Time heals all. Wounds heal, both my wounds and the wounds of those around me. There are people who I, to this day, have not gotten a chance to thank – never got the chance to thank for supporting me even when I had not treated them with the love they deserved. To thank them for saving my life.

Almost four months have passed since receiving a clean bill of health and the whole experience seems worlds away. I feel stronger and healthier than I ever have, mentally, physically and spiritually. I have been taking a full course load at UFV in the winter semester and, as of last week, I officially recommitted to the Cascades varsity basketball program. I feel a new perspective on life. This experience has given me the opportunity to view the world differently. This experience, as terrible as it has been, has given me a new, brighter outlook on life. Optimism runs high in my life. It is surreal for me to look back at the past year of my life and realize I did the things I did.  Life is a strange and beautiful thing.

Learning from experience

I realize that the only way to set any of this right is to share my story and do my part in tackling the stigma surrounding mental illness. We live in a world where mental health is not regarded as a tangible and “real” sickness.
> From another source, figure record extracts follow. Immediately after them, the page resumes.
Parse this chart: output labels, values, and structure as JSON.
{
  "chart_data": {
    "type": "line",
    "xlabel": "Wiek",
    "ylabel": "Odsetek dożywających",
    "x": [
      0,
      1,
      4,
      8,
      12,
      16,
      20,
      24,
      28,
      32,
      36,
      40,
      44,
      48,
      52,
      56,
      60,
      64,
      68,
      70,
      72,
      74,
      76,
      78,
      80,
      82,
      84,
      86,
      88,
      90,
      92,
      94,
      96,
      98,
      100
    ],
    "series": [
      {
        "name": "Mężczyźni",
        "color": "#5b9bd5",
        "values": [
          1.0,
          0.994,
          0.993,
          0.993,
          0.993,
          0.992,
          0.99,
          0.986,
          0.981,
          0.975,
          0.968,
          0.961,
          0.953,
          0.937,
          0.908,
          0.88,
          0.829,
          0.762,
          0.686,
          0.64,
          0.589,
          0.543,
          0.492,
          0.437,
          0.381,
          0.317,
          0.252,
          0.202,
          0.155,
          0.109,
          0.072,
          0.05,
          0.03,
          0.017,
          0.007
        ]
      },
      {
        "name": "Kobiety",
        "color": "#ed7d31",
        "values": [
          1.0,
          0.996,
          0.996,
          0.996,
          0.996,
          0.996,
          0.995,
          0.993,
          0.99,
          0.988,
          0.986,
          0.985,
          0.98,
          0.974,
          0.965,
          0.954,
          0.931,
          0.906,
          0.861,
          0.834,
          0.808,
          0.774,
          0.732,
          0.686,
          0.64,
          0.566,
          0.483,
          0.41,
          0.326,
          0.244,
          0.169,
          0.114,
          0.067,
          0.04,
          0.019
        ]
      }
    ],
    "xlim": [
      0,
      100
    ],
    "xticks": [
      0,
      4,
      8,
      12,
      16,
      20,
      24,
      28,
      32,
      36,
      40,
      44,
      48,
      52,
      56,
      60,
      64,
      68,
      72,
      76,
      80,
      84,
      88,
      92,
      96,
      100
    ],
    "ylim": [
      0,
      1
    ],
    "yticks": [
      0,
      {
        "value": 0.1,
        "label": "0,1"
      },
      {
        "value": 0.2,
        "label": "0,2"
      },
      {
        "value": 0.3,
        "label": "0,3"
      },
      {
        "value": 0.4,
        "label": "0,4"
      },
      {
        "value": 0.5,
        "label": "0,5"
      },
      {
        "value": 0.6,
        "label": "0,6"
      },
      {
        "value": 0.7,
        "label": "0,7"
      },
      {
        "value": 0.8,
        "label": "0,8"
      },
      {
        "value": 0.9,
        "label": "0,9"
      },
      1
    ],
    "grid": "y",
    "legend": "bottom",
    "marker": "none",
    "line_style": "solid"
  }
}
It would have taken tremendous courage for me to speak out about what I was experiencing at the time of it occurring. That was courage I could not find. I was a coward, unable to ask for help in the early stages while I still could. Initially I did not want to speak out about what had occurred in my life over the last year. I had recovered and had found happiness in my life again after so long, why revisit something so painful? The truth is that hiding this would be the easy way out.

Being mentally ill is not something to be ashamed of. The only way we can overcome this sickness is to speak out about it. Overcoming the stigma that comes with mental health is the first step to eliminating it from our world.

I think back to the initial stages of my illness. What if I had  understood what was happening in me before I became too wound up in it? What if I had found the courage to come forward before I slid too deep?

This is my motivation to share my story. Mental health issues are a taboo topic in our society. People do not find it to be a comfortable topic to speak on. People that are willing to step forward and discuss mental health are something our society sorely needs.

The sad fact is that many university students suffer from a  mental disorders on some level throughout their university years. Suffering in silence is not the answer. If we do not speak out about this issue it will never be addressed.

Everyone has a part to play. The recognition that mental health issues are all around us is desperately needed. It is something that as a university population and a society as a whole we have done a poor job of making a priority.

To address the stigma surrounding mental health is a monumental task. But it starts with each and every individual. Do your part. Talk about it.

This is me, doing mine.

“Everybody accepts that when we have a physical injury our body needs time to heal and we cannot function in the same ways until we have healed.  Unfortunately, our culture/society does not accept or view the psychological systems in the same way … The result of this is that negative and unhealthy stereotypes develop around these ‘psychological injuries’ .

First, we are reluctant to acknowledge the psychological system and thus deny that an ‘injury’ has occurred. This leads to not accepting that healing and recovery is needed within these systems just as healing and recovery is needed on all other human systems.”